Apologies for yesterday's rant repeating what we've already said. Anyway, here's Art Brut Vs. Satan, broken down track by track - explaining exactly why you should buy it. Most of what we've got to say about the record is about the lyrics and themes of Eddie Argos, however we want to state now that this is no slight on the abilities of the band, who are absolutely ace and provide a solid fuzzy pop-rock backing to Mr Argos.

'Alcoholics Unanimous': the lead single - reviewed here

'DC Comics and Chocolate Milkshake': song about the finer things in life. Geeky, endearing and catchy, it's everything we want from Art Brut.

'The Passenger': extolling the wonders of public transport, this song is full of energy and will have you bouncing in your bus seat

'Am I Normal?': entertaining and funny story about adolescent romance, the stalker-like lyrics are offset by Eddie's charm and confusion

'What A Rush': another Argos song about girls and awkwardness. Best summed up by the opening line of "I wish I hadn't taken my clothes off"

'Demons Out!': having finished talking about girls, it's now onto the first of three songs about the other love/hate relationship in Eddie's life - pop music. "The record buying public shouldn't be voting!". It's Art Brut's state of the nation adress and mission statement

'Slap Dash For No Cash': this record was produced by Pixies frontman Black Francis (or whatever name he's using this week) and it's delightfully understated, unlike the previous albums' pop sheen. 'Slap Dash...' is about the delights of just plugging in and playing

'The Replacements': yes, still talking about pop music, but Argos knows his stuff. "I can't believe I've only just discovered The Replacements" he says, talking about how no-one had recommended them, assuming that he was already a fan. Reminding us of our never-ending quest to find another band that we truly love, it's made us think: are there bands that no-ones recommending us

'Twist And Shout': we're not really sure what this one's about, but it's still rather fun and catchy

'Summer Job': this one has the chorus carried on backing vocals, which is somewhat unusual for the Brut. This one may be the catchiest on the album, which is saying something.

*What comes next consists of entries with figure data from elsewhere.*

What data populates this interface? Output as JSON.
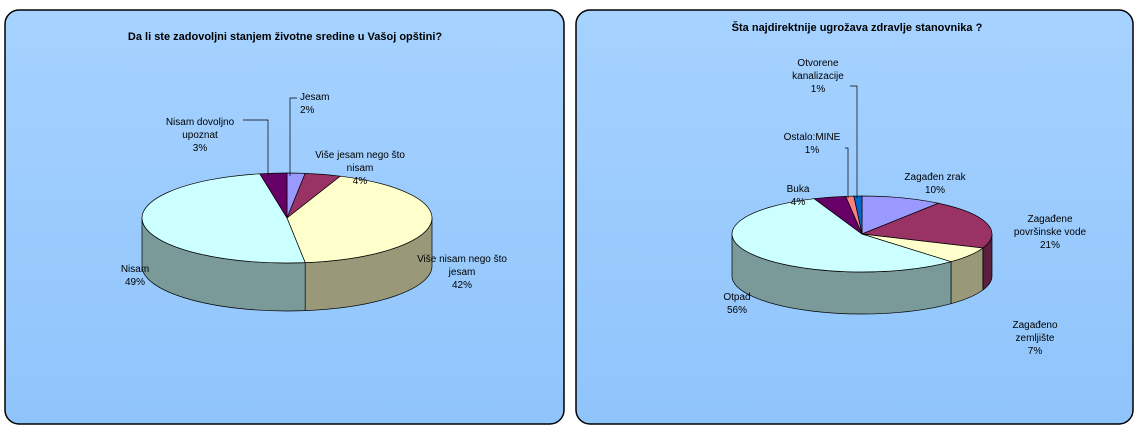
{
  "chart_data": [
    {
      "type": "pie",
      "title": "Da li ste zadovoljni stanjem životne sredine u Vašoj opštini?",
      "categories": [
        "Jesam",
        "Više jesam nego što\nnisam",
        "Više nisam nego što\njesam",
        "Nisam",
        "Nisam dovoljno\nupoznat"
      ],
      "values": [
        2,
        4,
        42,
        49,
        3
      ],
      "value_labels": [
        "2%",
        "4%",
        "42%",
        "49%",
        "3%"
      ],
      "colors": [
        "#9999ff",
        "#993366",
        "#ffffcc",
        "#ccffff",
        "#660066"
      ]
    },
    {
      "type": "pie",
      "title": "Šta  najdirektnije ugrožava zdravlje stanovnika ?",
      "categories": [
        "Zagađen zrak",
        "Zagađene\npovršinske vode",
        "Zagađeno\nzemljište",
        "Otpad",
        "Buka",
        "Ostalo:MINE",
        "Otvorene\nkanalizacije"
      ],
      "values": [
        10,
        21,
        7,
        56,
        4,
        1,
        1
      ],
      "value_labels": [
        "10%",
        "21%",
        "7%",
        "56%",
        "4%",
        "1%",
        "1%"
      ],
      "colors": [
        "#9999ff",
        "#993366",
        "#ffffcc",
        "#ccffff",
        "#660066",
        "#ff8080",
        "#0066cc"
      ]
    }
  ]
}
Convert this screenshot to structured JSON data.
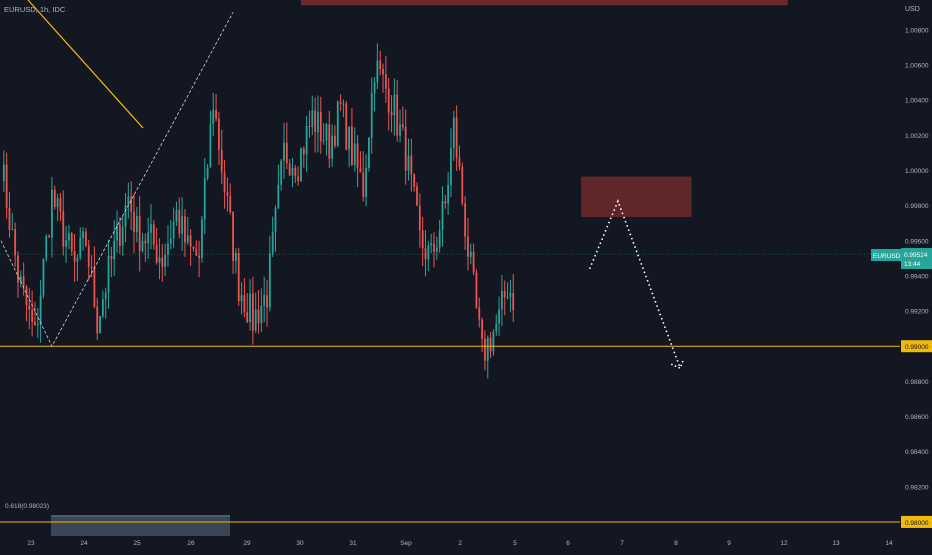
{
  "symbol_label": "EURUSD, 1h, IDC",
  "axis_unit": "USD",
  "colors": {
    "background": "#131722",
    "bull": "#26a69a",
    "bear": "#ef5350",
    "axis_text": "#b2b5be",
    "level_line": "#f0b90b",
    "trend_line": "#f0b90b",
    "zone": "#7a2e2e",
    "fib_zone": "#3a4658",
    "price_tag": "#26a69a"
  },
  "price_axis": {
    "ticks": [
      "1.00800",
      "1.00600",
      "1.00400",
      "1.00200",
      "1.00000",
      "0.99800",
      "0.99600",
      "0.99400",
      "0.99200",
      "0.98800",
      "0.98600",
      "0.98400",
      "0.98200"
    ],
    "ylim": [
      0.9792,
      1.0097
    ]
  },
  "current_price": {
    "symbol": "EURUSD",
    "value": "0.99524",
    "countdown": "13:44"
  },
  "horizontal_levels": [
    {
      "value": 0.99,
      "label": "0.99000"
    },
    {
      "value": 0.98,
      "label": "0.98000"
    }
  ],
  "fib": {
    "label": "0.618(0.98023)",
    "value": 0.98023
  },
  "time_axis": {
    "labels": [
      "23",
      "24",
      "25",
      "26",
      "29",
      "30",
      "31",
      "Sep",
      "2",
      "5",
      "6",
      "7",
      "8",
      "9",
      "12",
      "13",
      "14"
    ]
  },
  "chart_data": {
    "type": "candlestick",
    "title": "EURUSD, 1h, IDC",
    "ylabel": "USD",
    "ylim": [
      0.9792,
      1.0097
    ],
    "x_tick_labels": [
      "23",
      "24",
      "25",
      "26",
      "29",
      "30",
      "31",
      "Sep",
      "2",
      "5",
      "6",
      "7",
      "8",
      "9",
      "12",
      "13",
      "14"
    ],
    "y_tick_labels": [
      "1.00800",
      "1.00600",
      "1.00400",
      "1.00200",
      "1.00000",
      "0.99800",
      "0.99600",
      "0.99400",
      "0.99200",
      "0.98800",
      "0.98600",
      "0.98400",
      "0.98200"
    ],
    "price_path": {
      "x_index": [
        0,
        6,
        12,
        18,
        22,
        26,
        30,
        34,
        40,
        45,
        48,
        53,
        57,
        62,
        66,
        70,
        75,
        79,
        84,
        89,
        94,
        100,
        105,
        110,
        116,
        120,
        124,
        128,
        132,
        138,
        143,
        148,
        152,
        157,
        160,
        165,
        170,
        176,
        179,
        181
      ],
      "close": [
        1.0005,
        0.994,
        0.9905,
        0.9985,
        0.9965,
        0.9945,
        0.996,
        0.9915,
        0.9955,
        0.9985,
        0.9965,
        0.996,
        0.995,
        0.9975,
        0.9955,
        0.995,
        1.004,
        0.999,
        0.9935,
        0.9915,
        0.993,
        1.001,
        1.0005,
        1.003,
        1.0015,
        1.0035,
        1.001,
        0.999,
        1.006,
        1.004,
        1.001,
        0.996,
        0.995,
        0.998,
        1.0025,
        0.9955,
        0.9895,
        0.9915,
        0.9935,
        0.9928
      ],
      "wick_range": 0.0012
    },
    "annotations": [
      {
        "type": "zone",
        "from_index": 205,
        "to_index": 244,
        "price_low": 0.99735,
        "price_high": 0.99965
      },
      {
        "type": "zone",
        "from_index": 106,
        "to_index": 278,
        "price_low": 1.0094,
        "price_high": 1.0097
      },
      {
        "type": "horizontal_line",
        "price": 0.99,
        "label": "0.99000"
      },
      {
        "type": "horizontal_line",
        "price": 0.98,
        "label": "0.98000"
      },
      {
        "type": "fib_level",
        "ratio": 0.618,
        "price": 0.98023,
        "label": "0.618(0.98023)"
      },
      {
        "type": "projection",
        "points": [
          [
            208,
            0.9944
          ],
          [
            218,
            0.99825
          ],
          [
            240,
            0.98875
          ],
          [
            242,
            0.98925
          ]
        ]
      },
      {
        "type": "zigzag",
        "points": [
          [
            0,
            0.996
          ],
          [
            18,
            0.99
          ],
          [
            82,
            1.009
          ]
        ]
      }
    ],
    "current_price": 0.99524
  }
}
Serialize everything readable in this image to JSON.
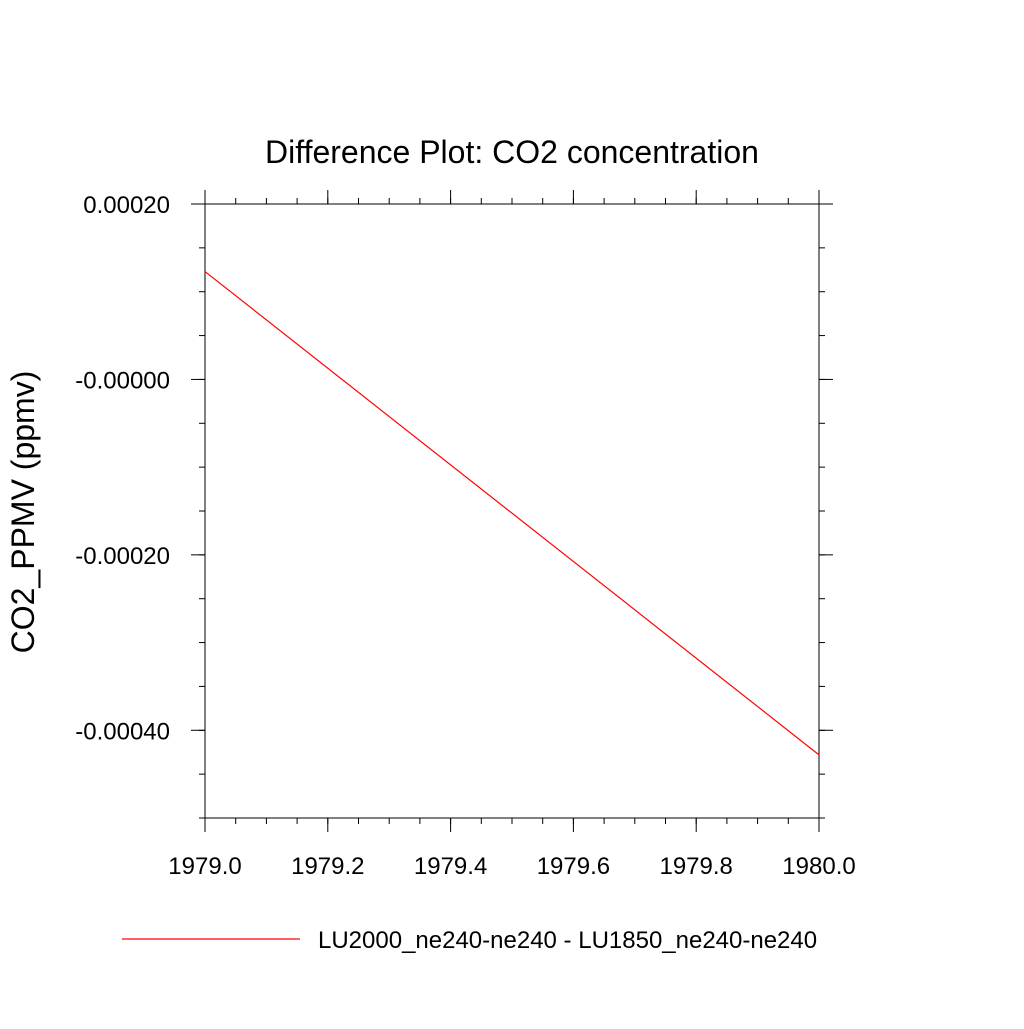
{
  "chart_data": {
    "type": "line",
    "title": "Difference Plot: CO2 concentration",
    "xlabel": "",
    "ylabel": "CO2_PPMV  (ppmv)",
    "xlim": [
      1979.0,
      1980.0
    ],
    "ylim": [
      -0.0005,
      0.0002
    ],
    "x_ticks": [
      1979.0,
      1979.2,
      1979.4,
      1979.6,
      1979.8,
      1980.0
    ],
    "x_tick_labels": [
      "1979.0",
      "1979.2",
      "1979.4",
      "1979.6",
      "1979.8",
      "1980.0"
    ],
    "y_ticks": [
      0.0002,
      0.0,
      -0.0002,
      -0.0004
    ],
    "y_tick_labels": [
      "0.00020",
      "-0.00000",
      "-0.00020",
      "-0.00040"
    ],
    "grid": false,
    "legend_position": "bottom",
    "series": [
      {
        "name": "LU2000_ne240-ne240 - LU1850_ne240-ne240",
        "color": "#ff0000",
        "x": [
          1979.0,
          1980.0
        ],
        "y": [
          0.000123,
          -0.000428
        ]
      }
    ]
  }
}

'Mysterious Bruises': this song's over seven minuets long, making it Art Brut's longest by a long way. Follows on from the opening track and contains the lyric "I fought the floor and the floor won".

Essential album, especially for understaning where KPL is coming from


Saturday, 11 April 2009

KPL Spring Album Round-Up

This post is to serve as something of an apology for the lack of original material on the site of late. As we've been short on money we've been relying on review materials from This Is Fake DIY, which has in turn made us short on time – hence the content mainly being said reviews. Anyway, there's been a deluge of interesting releases of late and it looks like 2009 might just shape up to be a good year for albums. Here's a quick round-up of the spring releases that we've been getting our ears around.

Lily Allen - It's Not Me, It's You
We only had a brief listen to this on Spotify, but we can say that after a couple of really impressive singles recently ('The Fear' is one of the songs of the year – FACT!) we were still surprised by the quality of this record. It's on our 'to buy' list.

Music From The Motion Picture Watchmen
A great and very cool collection of songs that feature in the brilliant film. Unfortunately it's slightly ruined by radio edits of Dylan's 'The Times They Are A-Changin'' and Cohen's 'Hallelujah' despite the compilation's relatively short running length. On the bright side however there's Hendrix, Joplin and Wagner, not to mention one of the songs of the year in My Chemical Romance's 'Desolation Row'

Howling BellsRadio Wars
Bold and sultry, it's certainly a step on from Howling Bells d├ębut with more confidence and arguably better tunes. Still, it doesn't take a foot off the peddle marked 'atmospheric' and still manages to create some stunning musical imagery.

The RakesKlang
A charming, scruffy, punked up artrock record and an evolution from their previous material by taking a step back. It's more of a grower as the lyrics and melodies are hidden under fuzz and low-fi production values. This doesn't change the fact that frontman Donohoe is on top form and that Berlin has certainly reinvigorated the band from the corpse of the London scene.

The DecemberistsThe Hazards of Love
There's enough on evidence on this prog/folk record to demonstrate the skill of the musicians in The Decemberists, sadly though for KPL there's nowhere near enough tunes to mean that it's anywhere near as strong as their previous two releases. There's a brilliant flow and lots of interesting sounds however. Very cerebral but a bit too prog for us.

We'd seen Grammatics live a few times in the past couple of years and their unique line-up (including a cello player) and take on alternative music got us rather excited about their album. Thankfully it lives up to the expectations. It's a complex and difficult listen but is incredibly rewarding and absolutely essential for anyone who enjoys putting work into enjoying music.

That's all we have time for at the moment, but don't worry as at some point in the future the recent releases from Hot Leg, Doves, Mastodon and Dananananaykroyd will get mention here, either in their own reviews if there's time (we hope to get some more stuff written on some of the above releases too) or in a future round-up.